Logging the Program to MLflow
You can log the dspy.Module
object to an MLflow run using the
mlflow.dspy.log_model()
function.
We will also specify a model signature. An MLflow model signature defines the expected schema for model inputs and outputs, ensuring consistency and correctness during model inference.
import mlflow
# Start an MLflow run
with mlflow.start_run():
# Log the model
model_info = mlflow.dspy.log_model(
dspy_model,
artifact_path="model",
input_example="what is 2 + 2?",
)
Loading the Module for inference
The saved module can be loaded back for inference using the mlflow.pyfunc.load_model()
function. This function
gives an MLflow Python Model backed by the DSPy module.
import mlflow
# Load the model as an MLflow PythonModel
model = mlflow.pyfunc.load_model(model_info.model_uri)
# Predict with the object
response = model.predict("What kind of bear is best?")
print(response)
{
'reasoning': '''The question "What kind of bear is best?" is often associated with a
humorous reference from the television show "The Office," where the character Jim
Halpert jokingly states, "Bears, beets, Battlestar Galactica." However, if we consider
the question seriously, it depends on the context. Different species of bears have
different characteristics and adaptations that make them "best" in various ways.

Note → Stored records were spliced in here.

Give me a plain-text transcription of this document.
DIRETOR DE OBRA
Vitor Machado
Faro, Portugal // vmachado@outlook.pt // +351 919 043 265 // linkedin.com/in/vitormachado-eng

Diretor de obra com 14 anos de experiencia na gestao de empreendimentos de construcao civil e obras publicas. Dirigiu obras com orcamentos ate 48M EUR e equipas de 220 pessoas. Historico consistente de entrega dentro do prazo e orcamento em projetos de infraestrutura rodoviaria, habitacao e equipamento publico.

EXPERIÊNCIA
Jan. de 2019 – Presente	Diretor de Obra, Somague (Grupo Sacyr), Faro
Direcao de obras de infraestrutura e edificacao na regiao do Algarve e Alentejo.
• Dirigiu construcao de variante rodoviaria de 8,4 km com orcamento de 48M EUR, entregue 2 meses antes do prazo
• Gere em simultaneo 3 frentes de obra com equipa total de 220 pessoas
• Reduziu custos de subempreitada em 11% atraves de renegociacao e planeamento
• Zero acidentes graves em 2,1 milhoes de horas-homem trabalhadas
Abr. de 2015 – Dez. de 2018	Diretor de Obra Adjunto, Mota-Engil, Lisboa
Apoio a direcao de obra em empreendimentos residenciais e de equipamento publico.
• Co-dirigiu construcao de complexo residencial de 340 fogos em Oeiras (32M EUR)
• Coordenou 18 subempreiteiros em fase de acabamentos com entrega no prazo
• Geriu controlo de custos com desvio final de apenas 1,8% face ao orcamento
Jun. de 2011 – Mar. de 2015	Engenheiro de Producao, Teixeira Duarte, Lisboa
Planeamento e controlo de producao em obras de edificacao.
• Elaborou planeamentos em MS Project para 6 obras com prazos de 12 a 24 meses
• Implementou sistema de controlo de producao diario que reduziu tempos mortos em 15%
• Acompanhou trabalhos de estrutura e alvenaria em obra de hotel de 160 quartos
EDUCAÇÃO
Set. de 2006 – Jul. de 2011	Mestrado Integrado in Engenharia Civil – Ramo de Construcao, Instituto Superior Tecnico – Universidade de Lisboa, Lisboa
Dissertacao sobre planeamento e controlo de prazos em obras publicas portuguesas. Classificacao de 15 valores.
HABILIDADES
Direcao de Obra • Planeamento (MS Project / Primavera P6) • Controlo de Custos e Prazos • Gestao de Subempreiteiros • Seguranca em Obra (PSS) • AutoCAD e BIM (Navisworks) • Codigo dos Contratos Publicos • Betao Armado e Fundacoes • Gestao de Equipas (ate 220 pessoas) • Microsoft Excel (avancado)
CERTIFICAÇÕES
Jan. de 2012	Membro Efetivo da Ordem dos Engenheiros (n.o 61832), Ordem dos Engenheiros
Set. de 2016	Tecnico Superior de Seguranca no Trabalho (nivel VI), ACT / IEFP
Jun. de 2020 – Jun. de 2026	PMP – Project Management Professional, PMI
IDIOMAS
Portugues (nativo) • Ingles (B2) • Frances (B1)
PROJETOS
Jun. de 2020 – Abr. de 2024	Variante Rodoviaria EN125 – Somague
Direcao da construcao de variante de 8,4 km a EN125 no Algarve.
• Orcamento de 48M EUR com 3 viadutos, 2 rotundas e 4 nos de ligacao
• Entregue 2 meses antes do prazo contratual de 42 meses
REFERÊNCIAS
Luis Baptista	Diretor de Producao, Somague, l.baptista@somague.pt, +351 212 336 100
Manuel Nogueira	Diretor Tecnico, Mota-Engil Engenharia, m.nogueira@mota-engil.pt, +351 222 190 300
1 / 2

For example, the American black bear is known for its adaptability, while the polar bear is
the largest land carnivore and is well adapted to its Arctic environment. Ultimately, the
answer can vary based on personal preference or specific criteria such as strength,
intelligence, or adaptability.''',
'answer': '''There isn\'t a definitive answer, as it depends on the context. However, many
people humorously refer to the American black bear or the polar bear when discussing
"the best" kind of bear.'''
}
To load the DSPy program itself back instead of the PyFunc-wrapped model, use the mlflow.dspy.load_model()
function.
model = mlflow.dspy.load_model(model_uri)
FAQ
How can I save a compiled vs. uncompiled model?
DSPy compiles models by updating various LLM parameters, such as prompts, hyperparameters, and model weights, to optimize training. While MLflow allows logging both compiled and uncompiled models, it’s generally preferable to use a compiled model, as it is expected to perform better in practice.

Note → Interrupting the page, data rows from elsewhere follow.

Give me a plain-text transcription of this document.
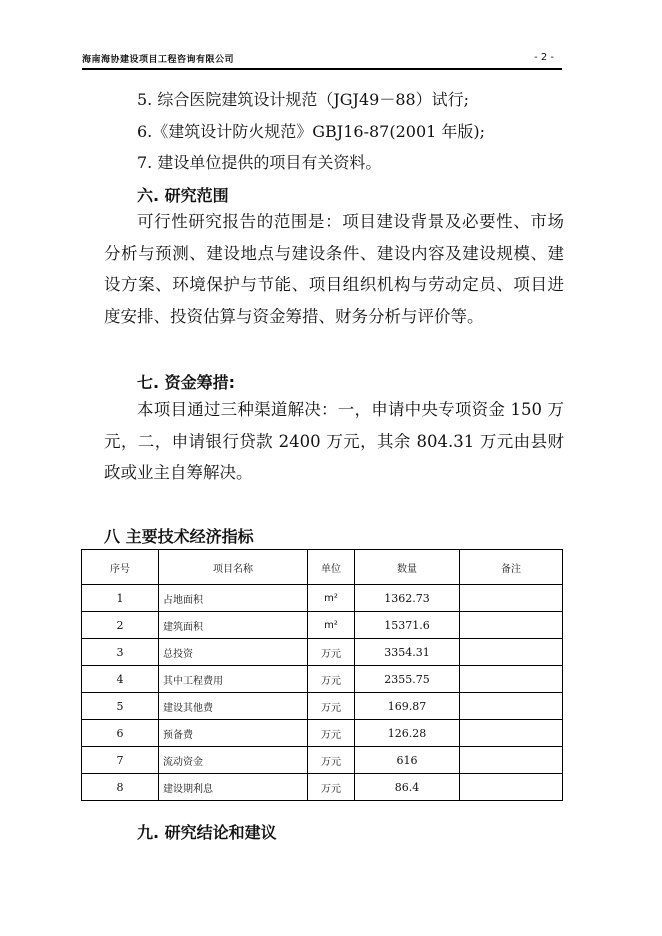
海南海协建设项目工程咨询有限公司	- 2 -
5. 综合医院建筑设计规范（JGJ49－88）试行;
6.《建筑设计防火规范》GBJ16-87(2001 年版);
7. 建设单位提供的项目有关资料。
六. 研究范围
可行性研究报告的范围是：项目建设背景及必要性、市场分析与预测、建设地点与建设条件、建设内容及建设规模、建设方案、环境保护与节能、项目组织机构与劳动定员、项目进度安排、投资估算与资金筹措、财务分析与评价等。
七. 资金筹措:
本项目通过三种渠道解决：一，申请中央专项资金 150 万元，二，申请银行贷款 2400 万元，其余 804.31 万元由县财政或业主自筹解决。
八 主要技术经济指标
序号	项目名称	单位	数量	备注
1	占地面积	m²	1362.73	
2	建筑面积	m²	15371.6	
3	总投资	万元	3354.31	
4	其中工程费用	万元	2355.75	
5	建设其他费	万元	169.87	
6	预备费	万元	126.28	
7	流动资金	万元	616	
8	建设期利息	万元	86.4	
九. 研究结论和建议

What can be serialized by MLflow?
When using mlflow.dspy.log_model()
or mlflow.dspy.save_model()
in MLflow, the
DSPy program is serialized and saved to the tracking server as a .pkl
file. This enables easy
deployment. Under the hood, MLflow uses cloudpickle
to serialize the DSPy object, but some
DSPy artifacts are note serializable. Relevant examples are listed below.
API tokens. These should be managed separately and passed securely via environment variables.
The DSPy trace object, which is primarily used during training, not inference.
How do I manage secrets?
When serializing using the MLflow DSPy flavor, tokens are dropped from the settings objects. It is the user’s responsibility to securely pass the required secrets to the deployment environment.
How is the DSPy settings
object saved?
To ensure program reproducibility, the service context is converted to a Python dictionary and pickled with the model artifact. Service context is a concept that has been popularized in GenAI frameworks. Put simply, it stores a configuration that is global to your project. For DSPy specifically, we can set information such as the language model, reranker, adapter, etc.
DSPy stores this service context in a Settings
singleton class. Sensitive API access keys that
are set within the Settings
object are not persisted when logging your model. When deploying
your DSPy model, you must ensure that the deployment environment has these keys set so that your
DSPy model can make remote calls to services that require access keys.